Van [naam] bevinden zich drie brieven in het dossier. Een brief van 29 september 2014, gericht aan de huisarts, met een weergaven van het intakeverslag. De brief van 11 juni 2015 aan een van de primaire artsen in reactie op het verzoek om informatie en een ontslagbrief van 24 september 2015, gericht aan de huisarts. Uit deze brieven kan worden opgemaakt dat appellant in oktober 2014 in behandeling is gekomen bij [naam]. Op basis van de diagnose gesteld bij aanmelding is een behandeltraject volgens het depressie en het burn-out protocol gestart, bestaande uit 24 sessies. In de brief van 11 juni 2015 is gemeld dat de klachten maar beperkt zijn afgenomen en dat gezien deze beperkte verbetering in een volgend gesprek wordt afgestemd of een psychiatrisch consult zal worden ingezet voor medicatieadvies en advies voor verdere behandeling. Uit de ontslagbrief van 24 september 2015 blijkt dat er onvoldoende resultaat is bereikt en dat op 30 september 2015 een psychiatrisch consult staat gepland. Dit psychiatrisch consult heeft geleid tot de vaststelling dat, gegeven de problematiek, een structurerende deeltijdbehandeling, gevolgd door een verdiepende deeltijdbehandeling is aangewezen.
4.3.7.
In geen van de medische stukken die ten grondslag liggen aan het bestreden besluit is op een adequate en goed te volgen wijze gereageerd op de informatie van [naam]. Informatie die voor medische leken lijkt te wijzen op serieuze psychische problematiek. In ieder geval valt uit die informatie niet op te maken dat de psychische problematiek van appellant op enig moment aanzienlijk is opgeklaard – en zeker niet dat dat juist op de datum in geding aan de orde zou zijn – en daarna weer is verslechterd. Er is weliswaar sprake geweest van een verbetering, maar dan van een zeer beperkte verbetering, gevolgd door een verslechtering die uiteindelijk heeft geleid tot de noodzaak van het ondergaan van twee opeenvolgende intensieve deeltijdbehandelingen.

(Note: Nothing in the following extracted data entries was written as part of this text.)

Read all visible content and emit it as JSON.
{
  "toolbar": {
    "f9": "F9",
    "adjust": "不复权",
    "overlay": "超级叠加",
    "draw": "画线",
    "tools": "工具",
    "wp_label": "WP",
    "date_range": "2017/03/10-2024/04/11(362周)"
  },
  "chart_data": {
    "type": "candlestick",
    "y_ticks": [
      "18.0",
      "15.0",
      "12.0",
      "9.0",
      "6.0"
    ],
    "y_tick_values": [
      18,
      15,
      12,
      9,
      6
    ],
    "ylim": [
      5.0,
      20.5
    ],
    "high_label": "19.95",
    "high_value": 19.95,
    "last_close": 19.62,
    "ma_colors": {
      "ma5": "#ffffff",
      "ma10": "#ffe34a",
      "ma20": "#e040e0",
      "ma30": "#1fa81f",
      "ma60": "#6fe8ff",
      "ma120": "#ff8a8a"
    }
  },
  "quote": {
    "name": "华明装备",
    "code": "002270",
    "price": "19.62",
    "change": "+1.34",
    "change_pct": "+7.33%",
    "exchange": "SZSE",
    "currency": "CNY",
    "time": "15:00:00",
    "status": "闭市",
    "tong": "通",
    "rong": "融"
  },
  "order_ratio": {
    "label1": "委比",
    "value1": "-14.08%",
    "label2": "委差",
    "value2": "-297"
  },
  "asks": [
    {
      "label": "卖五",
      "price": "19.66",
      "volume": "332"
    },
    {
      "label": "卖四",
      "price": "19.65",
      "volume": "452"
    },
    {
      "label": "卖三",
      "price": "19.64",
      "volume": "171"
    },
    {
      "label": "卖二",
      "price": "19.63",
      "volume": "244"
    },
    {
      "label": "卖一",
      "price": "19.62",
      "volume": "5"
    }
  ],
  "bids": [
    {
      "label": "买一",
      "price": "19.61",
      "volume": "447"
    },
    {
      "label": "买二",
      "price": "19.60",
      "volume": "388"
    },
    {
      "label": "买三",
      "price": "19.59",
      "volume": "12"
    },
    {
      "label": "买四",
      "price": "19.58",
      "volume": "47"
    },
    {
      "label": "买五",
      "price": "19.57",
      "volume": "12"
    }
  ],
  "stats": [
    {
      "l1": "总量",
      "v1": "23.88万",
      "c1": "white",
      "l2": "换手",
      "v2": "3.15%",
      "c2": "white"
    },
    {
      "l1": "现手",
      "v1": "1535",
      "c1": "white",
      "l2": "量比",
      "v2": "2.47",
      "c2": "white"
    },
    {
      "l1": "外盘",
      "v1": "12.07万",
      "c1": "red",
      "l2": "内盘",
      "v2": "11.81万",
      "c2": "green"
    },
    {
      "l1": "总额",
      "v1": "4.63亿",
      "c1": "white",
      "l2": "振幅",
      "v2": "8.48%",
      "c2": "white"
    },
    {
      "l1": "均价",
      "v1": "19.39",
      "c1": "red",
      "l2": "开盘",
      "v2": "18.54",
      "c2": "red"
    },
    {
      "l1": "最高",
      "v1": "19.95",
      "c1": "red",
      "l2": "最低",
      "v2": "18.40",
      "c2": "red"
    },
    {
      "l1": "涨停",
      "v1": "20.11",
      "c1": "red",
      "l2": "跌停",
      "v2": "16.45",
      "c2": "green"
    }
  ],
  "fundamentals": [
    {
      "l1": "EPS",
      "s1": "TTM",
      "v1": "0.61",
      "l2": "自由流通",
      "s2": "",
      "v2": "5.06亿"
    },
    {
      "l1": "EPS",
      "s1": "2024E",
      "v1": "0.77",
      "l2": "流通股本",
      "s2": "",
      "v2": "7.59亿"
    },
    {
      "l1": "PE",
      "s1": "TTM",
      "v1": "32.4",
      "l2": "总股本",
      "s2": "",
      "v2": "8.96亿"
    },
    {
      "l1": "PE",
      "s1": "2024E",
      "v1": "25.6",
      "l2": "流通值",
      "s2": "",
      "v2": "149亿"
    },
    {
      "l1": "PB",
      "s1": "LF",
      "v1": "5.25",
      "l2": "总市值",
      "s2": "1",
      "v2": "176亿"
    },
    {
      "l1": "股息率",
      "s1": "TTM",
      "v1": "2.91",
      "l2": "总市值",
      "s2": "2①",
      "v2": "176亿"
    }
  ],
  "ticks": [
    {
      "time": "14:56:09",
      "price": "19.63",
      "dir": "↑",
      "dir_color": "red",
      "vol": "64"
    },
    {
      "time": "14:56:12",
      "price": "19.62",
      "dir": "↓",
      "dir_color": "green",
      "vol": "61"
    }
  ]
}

5. Gelet op de overwegingen in 4.3.1 tot en met 4.3.7 bestaat aanleiding om met toepassing van artikel 8:51d van de Algemene wet bestuursrecht het Uwv op te dragen het gebrek in het bestreden besluit te herstellen.

BESLISSING

De Centrale Raad van Beroep draagt het Uwv op binnen zes weken na verzending van deze tussenuitspraak de gebreken in het bestreden besluit te herstellen met inachtneming van wat de Raad heeft overwogen.
Deze uitspraak is gedaan door M.C. Bruning, in tegenwoordigheid van M.D.F. de Moor als griffier. De beslissing is uitgesproken in het openbaar op 10 januari 2018.